Gerasim e il portiere, lanciatisi a inseguire Makar Alekseeviè, lo raggiunsero nel vestibolo e cercarono di togliergli la pistola. Pierre, uscito in corridoio, guardava con pietà e ribrezzo quel vecchio semifolle. Makar Alekseeviè, col viso stravolto dallo sforzo, teneva stretta la pistola e gridava con voce rauca, immaginando evidentemente di trovarsi in una situazione molto solenne: «All’armi! All’abbordaggio! Bugiardo, non me la prenderai!» urlava.

«Basta, per carità, basta. Fate il favore, vi prego, lasciate stare. Su, ve ne prego, signore…» diceva Gerasim, cercando, con cautela, di afferrare Makar Alekseeviè per i gomiti e di farlo voltare verso la porta.

«Tu chi sei? Bonaparte!…» gridò Makar Alekseeviè.

«Così non va, signore. Favorite nelle stanze, andate a riposarvi. Consegnatemi la pistola, vi prego.»

«Via, spregevole schiavo! Non toccarmi! Hai visto?» gridò Makar Alekseeviè agitando la pistola.

«All’abbordaggio!»

«Forza, su,» mormorò Gerasim al portiere.

Afferrarono Makar Alekseeviè per le braccia e lo trascinarono verso la porta.

Il vestibolo si riempì del terribile fracasso di una lotta, e degli ebbri, rauchi versi di una voce strozzata.

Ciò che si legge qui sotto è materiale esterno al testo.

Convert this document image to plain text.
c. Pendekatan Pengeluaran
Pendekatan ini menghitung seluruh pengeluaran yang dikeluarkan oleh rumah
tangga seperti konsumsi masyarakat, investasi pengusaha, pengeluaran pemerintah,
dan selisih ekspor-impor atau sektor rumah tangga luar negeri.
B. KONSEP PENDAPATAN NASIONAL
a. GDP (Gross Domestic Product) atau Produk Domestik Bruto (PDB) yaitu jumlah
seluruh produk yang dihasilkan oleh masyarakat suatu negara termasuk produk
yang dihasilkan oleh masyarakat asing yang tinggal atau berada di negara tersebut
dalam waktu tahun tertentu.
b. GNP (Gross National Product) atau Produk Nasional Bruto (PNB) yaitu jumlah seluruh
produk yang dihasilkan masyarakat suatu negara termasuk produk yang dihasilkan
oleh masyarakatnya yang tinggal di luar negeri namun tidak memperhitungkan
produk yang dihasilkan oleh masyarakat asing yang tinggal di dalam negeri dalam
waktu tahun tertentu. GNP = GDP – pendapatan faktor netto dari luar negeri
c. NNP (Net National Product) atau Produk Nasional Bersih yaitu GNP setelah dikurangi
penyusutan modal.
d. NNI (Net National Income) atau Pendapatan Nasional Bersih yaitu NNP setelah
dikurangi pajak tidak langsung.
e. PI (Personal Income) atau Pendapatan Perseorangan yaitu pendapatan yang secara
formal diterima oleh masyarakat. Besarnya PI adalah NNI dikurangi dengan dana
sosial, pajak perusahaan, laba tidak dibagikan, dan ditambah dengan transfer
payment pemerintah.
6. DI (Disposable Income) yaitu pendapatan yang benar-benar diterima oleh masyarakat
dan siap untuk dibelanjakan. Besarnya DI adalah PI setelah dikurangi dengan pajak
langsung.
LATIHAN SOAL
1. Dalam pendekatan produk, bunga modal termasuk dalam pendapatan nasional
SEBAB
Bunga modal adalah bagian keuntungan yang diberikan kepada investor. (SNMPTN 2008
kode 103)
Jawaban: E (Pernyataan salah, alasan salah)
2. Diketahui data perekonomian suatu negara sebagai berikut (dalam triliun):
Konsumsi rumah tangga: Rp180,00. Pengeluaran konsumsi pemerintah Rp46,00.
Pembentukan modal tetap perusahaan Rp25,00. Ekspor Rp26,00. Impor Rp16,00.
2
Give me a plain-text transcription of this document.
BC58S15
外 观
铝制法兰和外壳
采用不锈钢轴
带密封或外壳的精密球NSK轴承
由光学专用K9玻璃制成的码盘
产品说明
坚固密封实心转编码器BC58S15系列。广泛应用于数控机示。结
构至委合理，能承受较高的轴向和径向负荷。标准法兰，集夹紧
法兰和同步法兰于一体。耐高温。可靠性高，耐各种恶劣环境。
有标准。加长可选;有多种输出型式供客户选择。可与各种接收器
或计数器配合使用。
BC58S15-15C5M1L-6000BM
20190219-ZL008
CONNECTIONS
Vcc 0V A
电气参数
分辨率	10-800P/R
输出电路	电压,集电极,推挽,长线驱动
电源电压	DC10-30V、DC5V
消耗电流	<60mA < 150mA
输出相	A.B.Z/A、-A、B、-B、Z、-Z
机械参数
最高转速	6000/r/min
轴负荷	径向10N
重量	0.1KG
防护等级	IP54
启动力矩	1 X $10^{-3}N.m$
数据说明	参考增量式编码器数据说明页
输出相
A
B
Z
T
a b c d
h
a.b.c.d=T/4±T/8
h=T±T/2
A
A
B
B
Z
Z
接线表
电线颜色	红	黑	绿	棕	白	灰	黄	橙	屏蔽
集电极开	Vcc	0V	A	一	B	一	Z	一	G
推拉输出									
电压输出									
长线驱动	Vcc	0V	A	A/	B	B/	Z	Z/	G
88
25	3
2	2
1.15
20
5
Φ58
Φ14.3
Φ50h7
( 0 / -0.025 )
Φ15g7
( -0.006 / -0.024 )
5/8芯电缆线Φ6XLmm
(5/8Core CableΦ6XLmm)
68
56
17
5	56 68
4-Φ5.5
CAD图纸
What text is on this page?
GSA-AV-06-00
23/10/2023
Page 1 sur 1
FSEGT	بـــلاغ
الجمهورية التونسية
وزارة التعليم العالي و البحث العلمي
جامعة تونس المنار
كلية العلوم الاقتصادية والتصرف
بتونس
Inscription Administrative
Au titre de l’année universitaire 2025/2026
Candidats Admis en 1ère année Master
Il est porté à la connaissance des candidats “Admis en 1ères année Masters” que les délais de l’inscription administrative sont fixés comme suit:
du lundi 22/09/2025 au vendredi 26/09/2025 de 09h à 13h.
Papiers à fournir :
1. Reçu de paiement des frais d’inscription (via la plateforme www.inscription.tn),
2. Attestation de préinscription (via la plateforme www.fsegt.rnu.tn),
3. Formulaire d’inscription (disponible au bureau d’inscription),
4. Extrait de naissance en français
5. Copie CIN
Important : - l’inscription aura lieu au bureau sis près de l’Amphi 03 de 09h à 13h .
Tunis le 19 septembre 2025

Improvvisamente si sentì un nuovo grido, un penetrante grido femminile fuori all’ingresso, e nel vestibolo irruppe a precipizio la cuoca.

«Sono loro! Santi benedetti!… Sono proprio loro, sì. Quattro, a cavallo!…» gridava.

Gerasim e il portinaio si lasciarono sfuggire Makar Alekseeviè, e dal corridoio, in cui si era fatto di nuovo silenzio, si udì distintamente il bussare di parecchie mani alla porta d’entrata.